Catholica, no. 118, 2013

De tous les penseurs russes que les bolcheviques chassèrent d’URSS au début des années 1920, Léon Chestov (1866-1938), dont on a récemment réédité Athène et Jérusalem (Le Bruit du temps, 2011), est sans doute, avec Nicolas Berdiaev, le plus connu en France. À la différence de ce dernier, il fut en outre d’emblée bien traduit en français (par Boris de Schloezer), ce qui contribua bien sûr à le faire apprécier chez nous, et il marqua profondément un Benjamin Fondane, un Albert Camus, un Émile Cioran, un Yves Bonnefoy (voir l’essai de celui-ci, intitulé « L’Obstination de Chestov », p. 533-544).
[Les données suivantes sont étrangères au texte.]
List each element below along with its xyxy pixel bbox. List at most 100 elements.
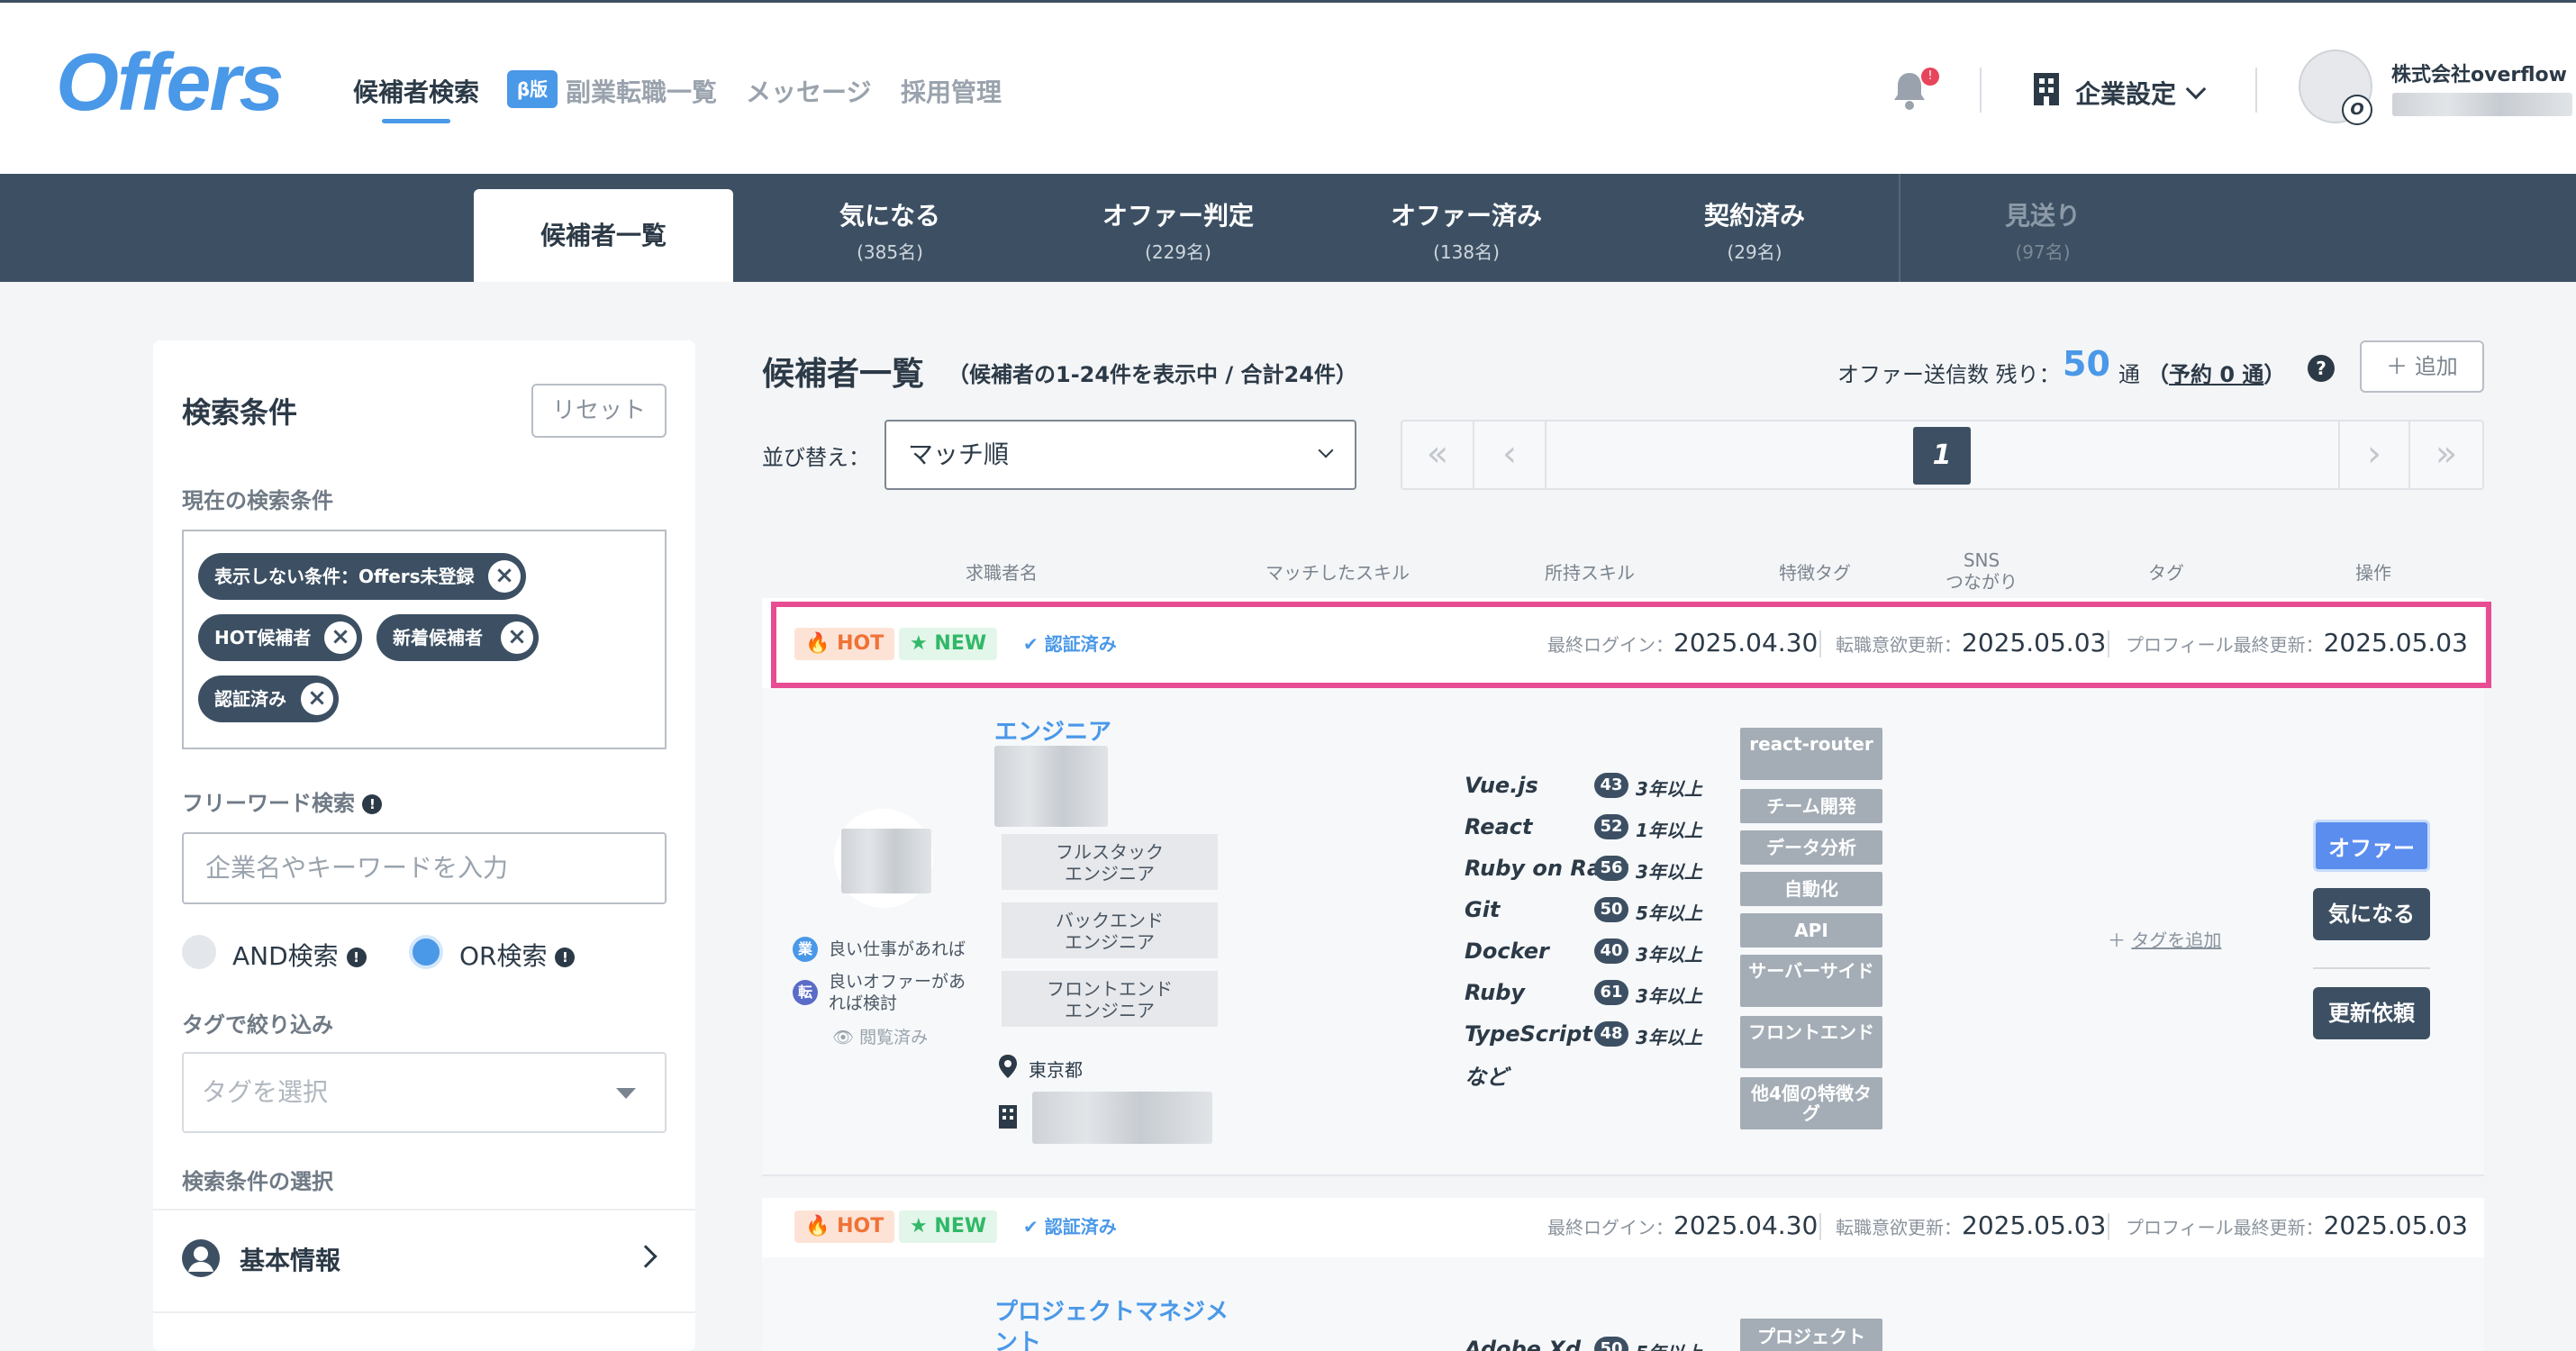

À travers tous ses livres, la voix de Chestov résonne comme celle d’un grand-prêtre tonnant obstinément contre la profanation des vases sacrés du temple. Page après page, il se veut « malleus Dei », « marteau du Seigneur » qui, à temps et à contre-temps, réveille les cervelles et les cœurs pour les rappeler à la transcendance absolue du Dieu ineffable. Le Dieu de Chestov n’est pas le Dieu des philosophes mais, comme pour Pascal, c’est « le Dieu d’Abraham, Isaac et Jacob », c’est le Dieu du Luther de « sola fide », du Kierkegaard de Crainte et tremblement (Chestov ne lut Kierkegaard qu’à la fin de sa vie et se reconnut d’emblée dans ce penseur qui mettait à la base de l’interrogation philosophique non l’étonnement, comme chez les Anciens, mais le désespoir ; voir son ouvrage Kierkegaard et la pensée existentielle. Vox clamantis in deserto, Vrin, 2006), du Dostoïevski des Notes du souterrain, c’est le Dieu dont Nietzsche déplore la mort dans Zarathoustra. Il lui oppose, comme étant une idole indigne, le Dieu des Stoïques, le Dieu de Socrate, d’Aristote, de Leibniz, de Spinoza, de Hegel et de Thomas d’Aquin, ce Dieu mutilé par les limitations qu’imposent le sens commun, le respect de la nécessité et la raison, et c’est avec une audace de pensée et d’expression que rien n’arrête que Chestov s’élève contre toute pensée qui diminue la transcendance absolue du Dieu en qui il veut croire. Le péché originel est « le savoir que ce qui est, est nécessairement ». Et Chestov pose magnifiquement la question : « D’où vient cette assurance inébranlable que seul le savoir apporte à l’homme la vérité ? » (p. 187).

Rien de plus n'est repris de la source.